# boat shoes in winter?



## FalconXtreme (Feb 22, 2009)

So I was able to score a pair of cole haan burgandy boats. I keep looking at them and I'm not sure if I can wait until spring/summer to wear them. Anyone know how I could possibly pull these off in our current fall/winter season?


----------



## Starch (Jun 28, 2010)

There was a recent thread on exactly this topic, but I can't find it.

Bottom line (I think ... anyway it's my bottom line, even if it wasn't the threads): they're casual shoes. Wear them whenever you want. Unless, of course, your feet get too cold.


----------



## JerseyJohn (Oct 26, 2007)

I think it depends on the temp. I like boat shoes without socks. But I hang them up when the temp drops below 60°F. In OK, it looks like for the next week or so, you may want those socks!


----------



## alphadelta (Oct 2, 2007)

It depends on where you are -- Miami or Buffalo?


----------



## blairrob (Oct 30, 2010)

alphadelta said:


> It depends on where you are -- Miami or Buffalo?


That's irrelevant because if you are in Buffalo right now you are either packing to go to Miami or can't afford new boat shoes.


----------



## smmrfld (May 22, 2007)

Why not? Wear them whenever you want. Was the "no boat shoes in winter" rule made up by the same bozo who essentially said that black leather jackets are only worn by thugs? Enjoy your shoes!


----------



## Timeless Fashion (Apr 12, 2009)

You can wear them year around, but I wouldn't wear them in the snow.


----------



## FalconXtreme (Feb 22, 2009)

alphadelta said:


> It depends on where you are -- Miami or Buffalo?

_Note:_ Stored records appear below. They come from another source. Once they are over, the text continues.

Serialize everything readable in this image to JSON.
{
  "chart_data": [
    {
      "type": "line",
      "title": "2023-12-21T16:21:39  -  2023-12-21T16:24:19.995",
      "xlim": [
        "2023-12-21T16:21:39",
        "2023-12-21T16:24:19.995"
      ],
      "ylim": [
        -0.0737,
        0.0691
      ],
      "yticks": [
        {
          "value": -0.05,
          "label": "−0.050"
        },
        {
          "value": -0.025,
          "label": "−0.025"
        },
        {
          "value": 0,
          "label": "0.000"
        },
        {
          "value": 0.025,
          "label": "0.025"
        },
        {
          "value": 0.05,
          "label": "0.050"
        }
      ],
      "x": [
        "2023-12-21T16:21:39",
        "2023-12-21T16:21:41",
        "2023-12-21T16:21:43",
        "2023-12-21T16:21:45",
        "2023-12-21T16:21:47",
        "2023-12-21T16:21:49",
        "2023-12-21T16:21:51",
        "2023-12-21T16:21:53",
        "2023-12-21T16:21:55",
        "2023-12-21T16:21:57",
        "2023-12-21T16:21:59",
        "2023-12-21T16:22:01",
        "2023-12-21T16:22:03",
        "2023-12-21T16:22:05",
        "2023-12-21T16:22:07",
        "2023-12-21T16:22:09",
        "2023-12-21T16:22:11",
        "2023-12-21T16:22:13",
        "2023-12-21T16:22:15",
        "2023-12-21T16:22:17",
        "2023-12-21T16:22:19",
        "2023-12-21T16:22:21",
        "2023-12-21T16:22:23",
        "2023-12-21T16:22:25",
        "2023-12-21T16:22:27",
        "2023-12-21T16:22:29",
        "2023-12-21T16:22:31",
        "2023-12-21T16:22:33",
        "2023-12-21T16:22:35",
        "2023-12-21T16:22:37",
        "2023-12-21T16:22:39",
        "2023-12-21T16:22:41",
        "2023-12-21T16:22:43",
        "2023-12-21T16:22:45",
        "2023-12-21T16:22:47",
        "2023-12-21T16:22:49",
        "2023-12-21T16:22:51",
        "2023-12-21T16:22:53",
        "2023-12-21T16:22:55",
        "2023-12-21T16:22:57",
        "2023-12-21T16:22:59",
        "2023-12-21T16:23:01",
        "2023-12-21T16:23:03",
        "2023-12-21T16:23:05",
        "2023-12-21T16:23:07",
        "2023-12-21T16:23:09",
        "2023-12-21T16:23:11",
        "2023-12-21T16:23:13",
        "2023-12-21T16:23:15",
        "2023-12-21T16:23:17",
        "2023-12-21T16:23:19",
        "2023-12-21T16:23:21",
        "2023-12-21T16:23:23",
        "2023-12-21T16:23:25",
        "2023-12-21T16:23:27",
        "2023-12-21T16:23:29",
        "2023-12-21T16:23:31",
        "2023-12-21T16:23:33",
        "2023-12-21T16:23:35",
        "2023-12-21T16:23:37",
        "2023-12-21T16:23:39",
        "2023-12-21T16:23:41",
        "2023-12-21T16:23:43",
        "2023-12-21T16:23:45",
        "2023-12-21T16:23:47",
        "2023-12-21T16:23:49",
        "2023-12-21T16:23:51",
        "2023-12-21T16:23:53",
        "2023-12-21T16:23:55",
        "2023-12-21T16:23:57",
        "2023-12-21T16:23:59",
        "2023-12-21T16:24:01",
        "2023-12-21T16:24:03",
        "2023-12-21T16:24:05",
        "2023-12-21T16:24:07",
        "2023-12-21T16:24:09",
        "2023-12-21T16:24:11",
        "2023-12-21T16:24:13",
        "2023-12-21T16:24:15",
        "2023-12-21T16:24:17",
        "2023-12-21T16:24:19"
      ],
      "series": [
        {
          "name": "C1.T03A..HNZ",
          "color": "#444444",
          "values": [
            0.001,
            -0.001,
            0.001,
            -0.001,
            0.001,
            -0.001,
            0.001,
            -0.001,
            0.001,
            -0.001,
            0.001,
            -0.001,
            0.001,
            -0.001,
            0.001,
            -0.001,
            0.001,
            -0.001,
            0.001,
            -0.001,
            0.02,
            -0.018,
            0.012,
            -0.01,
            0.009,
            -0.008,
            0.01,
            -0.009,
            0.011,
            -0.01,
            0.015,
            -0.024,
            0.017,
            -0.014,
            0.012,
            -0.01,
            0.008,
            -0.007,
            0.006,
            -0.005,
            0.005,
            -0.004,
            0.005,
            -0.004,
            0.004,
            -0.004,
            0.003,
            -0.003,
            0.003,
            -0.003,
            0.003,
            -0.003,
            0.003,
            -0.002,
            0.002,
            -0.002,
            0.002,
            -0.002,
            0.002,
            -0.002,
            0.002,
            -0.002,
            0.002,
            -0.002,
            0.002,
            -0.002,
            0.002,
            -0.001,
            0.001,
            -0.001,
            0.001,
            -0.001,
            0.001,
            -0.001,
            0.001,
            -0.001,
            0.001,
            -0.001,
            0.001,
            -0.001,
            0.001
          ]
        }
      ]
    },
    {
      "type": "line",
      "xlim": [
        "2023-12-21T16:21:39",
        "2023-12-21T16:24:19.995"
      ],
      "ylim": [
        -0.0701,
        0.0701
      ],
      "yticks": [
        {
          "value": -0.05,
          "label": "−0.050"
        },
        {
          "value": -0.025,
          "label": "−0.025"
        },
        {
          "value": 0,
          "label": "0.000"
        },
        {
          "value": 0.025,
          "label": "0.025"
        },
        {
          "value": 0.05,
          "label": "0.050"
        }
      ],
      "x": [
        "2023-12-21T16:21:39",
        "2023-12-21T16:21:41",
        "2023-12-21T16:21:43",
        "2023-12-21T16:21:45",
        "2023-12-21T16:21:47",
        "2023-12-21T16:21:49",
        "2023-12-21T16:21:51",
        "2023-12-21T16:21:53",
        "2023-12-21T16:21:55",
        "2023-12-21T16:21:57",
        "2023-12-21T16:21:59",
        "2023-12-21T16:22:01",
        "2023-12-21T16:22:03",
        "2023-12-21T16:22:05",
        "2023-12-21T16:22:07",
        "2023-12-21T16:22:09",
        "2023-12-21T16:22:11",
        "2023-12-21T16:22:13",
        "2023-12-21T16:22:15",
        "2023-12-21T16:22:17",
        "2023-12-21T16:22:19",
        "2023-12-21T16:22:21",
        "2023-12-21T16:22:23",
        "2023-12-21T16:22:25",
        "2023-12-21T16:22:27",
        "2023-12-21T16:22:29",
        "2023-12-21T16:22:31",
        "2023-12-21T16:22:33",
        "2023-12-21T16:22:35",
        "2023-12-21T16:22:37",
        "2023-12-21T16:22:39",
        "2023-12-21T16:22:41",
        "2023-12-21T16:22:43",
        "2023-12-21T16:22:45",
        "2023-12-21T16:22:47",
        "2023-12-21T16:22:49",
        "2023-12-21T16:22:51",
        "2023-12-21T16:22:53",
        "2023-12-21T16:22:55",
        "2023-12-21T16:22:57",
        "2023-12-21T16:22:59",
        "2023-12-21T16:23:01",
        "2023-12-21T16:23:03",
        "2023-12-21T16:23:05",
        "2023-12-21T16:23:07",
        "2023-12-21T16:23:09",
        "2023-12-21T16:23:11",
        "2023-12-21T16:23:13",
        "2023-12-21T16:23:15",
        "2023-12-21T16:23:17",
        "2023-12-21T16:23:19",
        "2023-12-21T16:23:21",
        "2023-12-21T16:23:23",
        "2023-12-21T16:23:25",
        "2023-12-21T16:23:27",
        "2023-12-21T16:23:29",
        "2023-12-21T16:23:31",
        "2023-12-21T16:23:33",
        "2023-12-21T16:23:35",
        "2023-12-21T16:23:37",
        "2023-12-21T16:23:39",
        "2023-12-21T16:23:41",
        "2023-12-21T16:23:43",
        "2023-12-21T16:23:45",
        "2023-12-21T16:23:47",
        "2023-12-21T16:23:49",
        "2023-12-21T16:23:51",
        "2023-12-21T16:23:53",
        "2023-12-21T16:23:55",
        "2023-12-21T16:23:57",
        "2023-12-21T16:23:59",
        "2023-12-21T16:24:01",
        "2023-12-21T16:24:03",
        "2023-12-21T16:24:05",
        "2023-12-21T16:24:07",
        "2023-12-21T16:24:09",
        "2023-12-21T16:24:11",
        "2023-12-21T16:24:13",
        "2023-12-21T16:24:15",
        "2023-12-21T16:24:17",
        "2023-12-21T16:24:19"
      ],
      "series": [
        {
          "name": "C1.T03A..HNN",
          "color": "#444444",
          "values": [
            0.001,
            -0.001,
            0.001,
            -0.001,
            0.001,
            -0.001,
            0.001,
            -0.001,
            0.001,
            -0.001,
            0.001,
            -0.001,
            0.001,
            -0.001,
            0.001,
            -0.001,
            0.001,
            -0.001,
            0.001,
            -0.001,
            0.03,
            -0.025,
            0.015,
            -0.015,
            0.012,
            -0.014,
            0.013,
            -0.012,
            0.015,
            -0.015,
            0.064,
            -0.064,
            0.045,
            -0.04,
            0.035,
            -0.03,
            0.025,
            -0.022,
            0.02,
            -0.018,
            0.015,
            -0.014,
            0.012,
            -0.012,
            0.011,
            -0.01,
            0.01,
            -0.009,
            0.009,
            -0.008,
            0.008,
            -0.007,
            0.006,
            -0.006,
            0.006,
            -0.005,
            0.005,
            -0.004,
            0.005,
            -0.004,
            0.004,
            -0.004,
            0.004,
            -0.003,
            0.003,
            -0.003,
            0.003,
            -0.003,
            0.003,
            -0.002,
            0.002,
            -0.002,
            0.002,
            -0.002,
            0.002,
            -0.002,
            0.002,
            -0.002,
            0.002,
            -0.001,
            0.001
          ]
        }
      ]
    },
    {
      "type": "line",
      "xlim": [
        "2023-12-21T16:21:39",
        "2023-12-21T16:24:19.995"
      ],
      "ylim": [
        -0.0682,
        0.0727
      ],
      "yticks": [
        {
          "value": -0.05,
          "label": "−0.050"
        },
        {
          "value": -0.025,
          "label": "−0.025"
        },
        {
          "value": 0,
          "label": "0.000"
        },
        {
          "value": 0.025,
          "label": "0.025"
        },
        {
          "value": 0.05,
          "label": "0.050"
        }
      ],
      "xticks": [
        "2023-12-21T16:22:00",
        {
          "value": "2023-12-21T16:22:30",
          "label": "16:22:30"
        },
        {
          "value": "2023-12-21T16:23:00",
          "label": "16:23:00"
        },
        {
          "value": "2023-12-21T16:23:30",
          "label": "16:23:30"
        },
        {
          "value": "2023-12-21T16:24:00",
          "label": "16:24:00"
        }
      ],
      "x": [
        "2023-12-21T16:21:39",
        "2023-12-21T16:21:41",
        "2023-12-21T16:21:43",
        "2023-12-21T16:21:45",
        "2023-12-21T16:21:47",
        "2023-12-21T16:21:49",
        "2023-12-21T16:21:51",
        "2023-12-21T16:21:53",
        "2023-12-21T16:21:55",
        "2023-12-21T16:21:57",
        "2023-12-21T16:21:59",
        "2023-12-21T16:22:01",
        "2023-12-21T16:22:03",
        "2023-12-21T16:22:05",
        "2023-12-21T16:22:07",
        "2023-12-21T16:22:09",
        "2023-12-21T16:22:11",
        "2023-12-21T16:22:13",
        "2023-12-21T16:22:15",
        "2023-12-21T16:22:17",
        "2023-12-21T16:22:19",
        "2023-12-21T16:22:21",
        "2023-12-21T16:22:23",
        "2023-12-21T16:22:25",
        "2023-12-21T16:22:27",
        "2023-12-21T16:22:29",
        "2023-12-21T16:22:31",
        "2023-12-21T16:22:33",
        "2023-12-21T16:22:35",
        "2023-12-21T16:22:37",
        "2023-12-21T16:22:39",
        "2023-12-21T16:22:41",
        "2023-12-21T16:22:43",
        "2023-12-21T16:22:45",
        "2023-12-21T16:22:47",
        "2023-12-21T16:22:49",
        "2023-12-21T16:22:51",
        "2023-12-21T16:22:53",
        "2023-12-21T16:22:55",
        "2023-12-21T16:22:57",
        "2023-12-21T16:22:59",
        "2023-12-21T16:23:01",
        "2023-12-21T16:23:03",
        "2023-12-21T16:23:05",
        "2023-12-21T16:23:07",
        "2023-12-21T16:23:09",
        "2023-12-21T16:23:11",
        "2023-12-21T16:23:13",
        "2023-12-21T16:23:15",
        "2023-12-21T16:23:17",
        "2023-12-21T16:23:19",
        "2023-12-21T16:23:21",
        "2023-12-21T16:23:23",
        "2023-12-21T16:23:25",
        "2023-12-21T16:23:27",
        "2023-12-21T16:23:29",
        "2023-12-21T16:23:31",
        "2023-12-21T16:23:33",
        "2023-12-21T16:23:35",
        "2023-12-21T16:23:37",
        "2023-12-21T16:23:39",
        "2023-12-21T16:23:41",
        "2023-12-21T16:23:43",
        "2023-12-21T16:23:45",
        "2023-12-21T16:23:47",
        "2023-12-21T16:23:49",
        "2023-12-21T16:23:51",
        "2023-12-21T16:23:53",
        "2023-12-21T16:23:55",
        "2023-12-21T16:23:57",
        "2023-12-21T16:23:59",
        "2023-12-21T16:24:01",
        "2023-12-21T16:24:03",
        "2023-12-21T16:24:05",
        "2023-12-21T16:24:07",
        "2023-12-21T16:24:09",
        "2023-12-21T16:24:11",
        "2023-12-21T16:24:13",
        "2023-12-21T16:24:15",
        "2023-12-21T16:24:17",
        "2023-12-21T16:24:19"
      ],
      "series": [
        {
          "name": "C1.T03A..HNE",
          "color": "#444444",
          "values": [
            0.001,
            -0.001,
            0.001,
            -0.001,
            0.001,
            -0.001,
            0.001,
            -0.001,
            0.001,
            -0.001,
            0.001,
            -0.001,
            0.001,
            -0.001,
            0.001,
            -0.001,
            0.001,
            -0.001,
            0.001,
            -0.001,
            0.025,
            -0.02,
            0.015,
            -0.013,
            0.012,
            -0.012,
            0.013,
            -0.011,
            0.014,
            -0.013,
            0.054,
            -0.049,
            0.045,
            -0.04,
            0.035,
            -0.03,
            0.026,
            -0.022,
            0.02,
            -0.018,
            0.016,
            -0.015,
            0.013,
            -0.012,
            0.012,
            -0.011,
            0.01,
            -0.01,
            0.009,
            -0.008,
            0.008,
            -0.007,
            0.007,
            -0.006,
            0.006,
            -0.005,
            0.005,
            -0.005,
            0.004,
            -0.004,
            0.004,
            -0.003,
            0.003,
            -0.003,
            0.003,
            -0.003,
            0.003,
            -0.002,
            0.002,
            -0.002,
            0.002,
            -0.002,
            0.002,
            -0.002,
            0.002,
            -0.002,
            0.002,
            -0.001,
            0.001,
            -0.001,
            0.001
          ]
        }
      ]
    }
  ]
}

currently im in san antonio,tx *shrug*


----------



## RM Bantista (May 30, 2009)

Starch said:


> There was a recent thread on exactly this topic, but I can't find it.


https://askandyaboutclothes.com/community/showthread.php?108973-Boat-shoes-in-the-fall


----------



## reddy (Dec 1, 2010)

I always wear them all the year around,this sperry boat shoe is my new collection


----------



## eagle2250 (Mar 24, 2006)

I'm still wearing various pair(s) of my Quoddy Trail Boats, loafers and Malliseet Bluchers, as the mood strikes me...and we have snow on the ground here in Hoosierville! IMHO, boat shoes are potential year round wear, depending on prevailing weather conditions!


----------



## Cruiser (Jul 21, 2006)

I wore boat shoes year round for many years and never had any problems with the boat shoe police.

Cruiser


----------



## WindsorNot (Aug 7, 2009)

I wear these tasty little numbers in the colder months:

https://www.llbean.com/llb/shop/11575?feat=592-GN1


----------



## Cruiser (Jul 21, 2006)

WindsorNot said:


> I wear these tasty little numbers in the colder months:
> 
> https://www.llbean.com/llb/shop/11575?feat=592-GN1


I'm not sure how "tasty" they are but that's what I replaced the boat shoes with in colder weather. In fact, I'm wearing them today.

Cruiser


----------



## WindsorNot (Aug 7, 2009)

Cruiser said:


> I'm not sure how "tasty" they are but that's what I replaced the boat shoes with in colder weather. In fact, I'm wearing them today.
> 
> Cruiser


They are supremely comfortable after a day or two of break-in and I find them oddly appropriate for cold weather.


----------



## hardline_42 (Jan 20, 2010)

are my "fall/winter" boat shoes. The camp sole and 4-eyelet lacing distance it from the "strictly summer" connotation that boat shoes usually have. Although, I do wear these all through the winter and they have 360* lacing so, maybe it's just the white boat sole that makes "true" boat shoes impractical in the winter.


----------



## godan (Feb 10, 2010)

The posts on this thread are informative and somewhat reassuring. I think of boat shoes, camp mocs and more substantial blucher mocs as points on a continuum. Mine include examples from lightweight Sperry's to an earlier version of the lug sole Timberland posted above.  For wear mostly with jeans, I pick whichever one fits the weather. In snow, I transition to GoreTex mountain boots, even for walking in town.


----------



## 10gallonhat (Dec 13, 2009)

I asked this a couple months ago and most people said boat shoes in the winter are fine. If it's very cold I wouldn't wear them because your feet will be too cold, but if you don't care about that then it's not a big deal.


----------



## BespokeMex (Nov 13, 2010)

I wore top siders for years when younger. I guess, it depends on the time and place that determine whether they are appropriate. If this is not a concern to you, then you're ok.


----------